When Brown was governor the first time, there were 21,000 inmates in state custody. By the time he returned in 2011, the number had ballooned to 170,000 — packed like sardines into bunks and sleeping on cots in gymnasiums. At one point, taxpayers were spending more on prisoners than on college kids.
Prisoners-rights groups sued. A federal judicial panel ordered the state to knock it off. Voters and the governor got the message.
The California electorate softened three-strikes and other sentencing laws.
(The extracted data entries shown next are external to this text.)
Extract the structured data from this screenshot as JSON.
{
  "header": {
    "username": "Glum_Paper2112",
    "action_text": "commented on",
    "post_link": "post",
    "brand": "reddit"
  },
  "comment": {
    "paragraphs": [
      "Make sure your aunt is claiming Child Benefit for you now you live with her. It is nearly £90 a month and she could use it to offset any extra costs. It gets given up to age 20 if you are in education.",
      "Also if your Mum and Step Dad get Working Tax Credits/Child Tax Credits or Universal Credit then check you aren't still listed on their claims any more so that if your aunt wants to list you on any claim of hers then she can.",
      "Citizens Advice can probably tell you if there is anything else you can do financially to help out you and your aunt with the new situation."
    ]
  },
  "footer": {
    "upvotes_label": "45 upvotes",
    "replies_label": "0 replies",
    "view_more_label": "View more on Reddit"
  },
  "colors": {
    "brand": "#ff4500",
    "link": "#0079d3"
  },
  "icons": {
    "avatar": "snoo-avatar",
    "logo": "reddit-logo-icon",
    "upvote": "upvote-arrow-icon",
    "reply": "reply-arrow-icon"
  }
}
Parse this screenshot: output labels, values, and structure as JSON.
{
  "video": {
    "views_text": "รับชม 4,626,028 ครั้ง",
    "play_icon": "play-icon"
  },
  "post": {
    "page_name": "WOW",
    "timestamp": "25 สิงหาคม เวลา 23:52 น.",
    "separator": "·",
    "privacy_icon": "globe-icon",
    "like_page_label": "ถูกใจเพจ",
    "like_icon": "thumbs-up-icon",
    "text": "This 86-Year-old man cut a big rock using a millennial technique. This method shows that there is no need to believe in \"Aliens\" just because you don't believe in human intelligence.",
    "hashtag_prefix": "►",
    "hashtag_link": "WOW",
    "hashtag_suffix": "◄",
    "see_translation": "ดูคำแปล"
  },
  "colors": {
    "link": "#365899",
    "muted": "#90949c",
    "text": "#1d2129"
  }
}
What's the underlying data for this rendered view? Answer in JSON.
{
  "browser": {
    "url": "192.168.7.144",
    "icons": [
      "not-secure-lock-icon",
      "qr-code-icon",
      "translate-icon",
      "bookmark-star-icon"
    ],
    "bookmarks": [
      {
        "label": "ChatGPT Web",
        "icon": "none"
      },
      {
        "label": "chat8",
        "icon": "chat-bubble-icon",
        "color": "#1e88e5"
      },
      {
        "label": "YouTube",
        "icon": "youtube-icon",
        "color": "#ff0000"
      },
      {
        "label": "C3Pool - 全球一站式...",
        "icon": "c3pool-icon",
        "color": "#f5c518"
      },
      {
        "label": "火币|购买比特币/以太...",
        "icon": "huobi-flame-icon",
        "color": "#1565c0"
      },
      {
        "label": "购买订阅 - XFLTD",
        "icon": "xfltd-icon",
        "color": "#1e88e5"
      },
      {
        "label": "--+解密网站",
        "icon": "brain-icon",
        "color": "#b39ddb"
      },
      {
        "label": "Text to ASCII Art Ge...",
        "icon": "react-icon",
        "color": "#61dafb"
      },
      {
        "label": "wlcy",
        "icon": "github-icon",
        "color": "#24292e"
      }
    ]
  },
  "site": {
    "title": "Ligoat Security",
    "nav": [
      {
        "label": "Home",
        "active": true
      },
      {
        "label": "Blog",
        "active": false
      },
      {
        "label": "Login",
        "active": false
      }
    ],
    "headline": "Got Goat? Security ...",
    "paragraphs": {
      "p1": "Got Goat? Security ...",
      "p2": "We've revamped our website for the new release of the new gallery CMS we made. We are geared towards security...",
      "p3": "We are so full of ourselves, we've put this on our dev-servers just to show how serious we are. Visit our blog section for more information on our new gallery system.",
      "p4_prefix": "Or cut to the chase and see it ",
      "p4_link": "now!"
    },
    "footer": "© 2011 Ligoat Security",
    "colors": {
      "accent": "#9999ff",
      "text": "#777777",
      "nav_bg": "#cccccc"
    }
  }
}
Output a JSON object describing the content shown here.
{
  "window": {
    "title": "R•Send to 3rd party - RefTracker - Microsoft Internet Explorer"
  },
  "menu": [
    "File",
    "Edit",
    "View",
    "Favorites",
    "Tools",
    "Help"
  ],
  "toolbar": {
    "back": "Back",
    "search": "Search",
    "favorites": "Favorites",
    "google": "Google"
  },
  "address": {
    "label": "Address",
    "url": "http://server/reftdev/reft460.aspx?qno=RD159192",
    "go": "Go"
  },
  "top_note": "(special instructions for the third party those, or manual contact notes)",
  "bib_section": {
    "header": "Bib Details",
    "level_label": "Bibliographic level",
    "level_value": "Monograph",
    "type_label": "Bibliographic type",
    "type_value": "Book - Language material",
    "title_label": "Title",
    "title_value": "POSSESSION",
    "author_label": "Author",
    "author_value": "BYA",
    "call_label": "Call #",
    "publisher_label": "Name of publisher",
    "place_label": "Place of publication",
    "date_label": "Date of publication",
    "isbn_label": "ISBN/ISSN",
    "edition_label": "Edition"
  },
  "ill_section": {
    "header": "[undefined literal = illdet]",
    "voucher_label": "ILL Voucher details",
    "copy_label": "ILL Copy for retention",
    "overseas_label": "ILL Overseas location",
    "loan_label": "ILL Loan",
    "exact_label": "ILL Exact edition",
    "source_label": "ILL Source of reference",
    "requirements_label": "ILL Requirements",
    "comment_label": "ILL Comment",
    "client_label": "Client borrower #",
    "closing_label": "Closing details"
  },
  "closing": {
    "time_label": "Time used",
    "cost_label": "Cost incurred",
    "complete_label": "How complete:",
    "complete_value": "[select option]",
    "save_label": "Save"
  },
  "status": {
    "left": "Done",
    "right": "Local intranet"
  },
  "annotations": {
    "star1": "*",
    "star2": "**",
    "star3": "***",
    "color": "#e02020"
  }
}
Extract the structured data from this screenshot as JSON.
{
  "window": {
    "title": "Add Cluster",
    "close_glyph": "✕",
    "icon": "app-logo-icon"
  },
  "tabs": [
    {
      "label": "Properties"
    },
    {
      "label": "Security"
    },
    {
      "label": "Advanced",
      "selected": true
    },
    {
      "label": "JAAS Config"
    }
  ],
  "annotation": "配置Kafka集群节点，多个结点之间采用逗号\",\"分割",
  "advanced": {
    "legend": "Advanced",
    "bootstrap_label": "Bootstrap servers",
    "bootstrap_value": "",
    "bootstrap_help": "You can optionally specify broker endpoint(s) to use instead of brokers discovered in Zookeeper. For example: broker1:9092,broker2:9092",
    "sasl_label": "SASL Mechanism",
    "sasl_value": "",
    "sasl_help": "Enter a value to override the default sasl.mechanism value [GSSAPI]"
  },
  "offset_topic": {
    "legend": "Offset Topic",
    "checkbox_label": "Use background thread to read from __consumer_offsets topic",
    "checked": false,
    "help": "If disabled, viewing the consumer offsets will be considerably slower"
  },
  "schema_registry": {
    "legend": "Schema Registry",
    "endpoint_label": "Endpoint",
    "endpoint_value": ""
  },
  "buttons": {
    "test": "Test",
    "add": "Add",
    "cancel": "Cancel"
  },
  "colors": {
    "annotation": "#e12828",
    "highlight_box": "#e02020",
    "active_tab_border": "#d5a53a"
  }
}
Brown, through what he calls "realignment," began shifting control of low-level felons to the counties.
The state prison population is now down to 127,000.
Brown has wanted to eliminate determinate sentencing for years — calling it an "abysmal failure" in 2003 — but said he first needed to achieve realignment and form a political coalition.
"If I'd done it right out of the box, I might have made mistakes," he told me.
Brown added that he'd also been pretty busy.
"No one has done more than I have," he said, listing such things as pension reform, water programs and fighting climate change. "I haven't been sitting on my ass."
The governor's sentencing proposal is targeted for the November ballot as an initiative. It would affect only inmates convicted of nonviolent crimes. Murderers and rapists, forget it.
A nonviolent felon would need to complete his time for the basic crime. But he could earn credits for good behavior and rehab. And before serving added time for an enhancement — such as gang activity — he could seek parole for being a model prisoner
An "unintended consequence" of the law he signed 40 years ago, Brown told reporters, "was the removal of incentives for inmates to improve themselves, refrain from gang activity, using narcotics, otherwise misbehaving. Because they had a certain [release] date and there was nothing in their control that would give them a reward for turning their lives around."
Why the ballot and not the Legislature? It would require a two-thirds legislative vote, and that's a hassle. And he has $24 million in leftover campaign money begging to be spent.
This reform seems to make sense. The old one did, too — at the time. But this is another time.
The lingo also should change. Junk "determinate" and call it "fixed" or "flexible."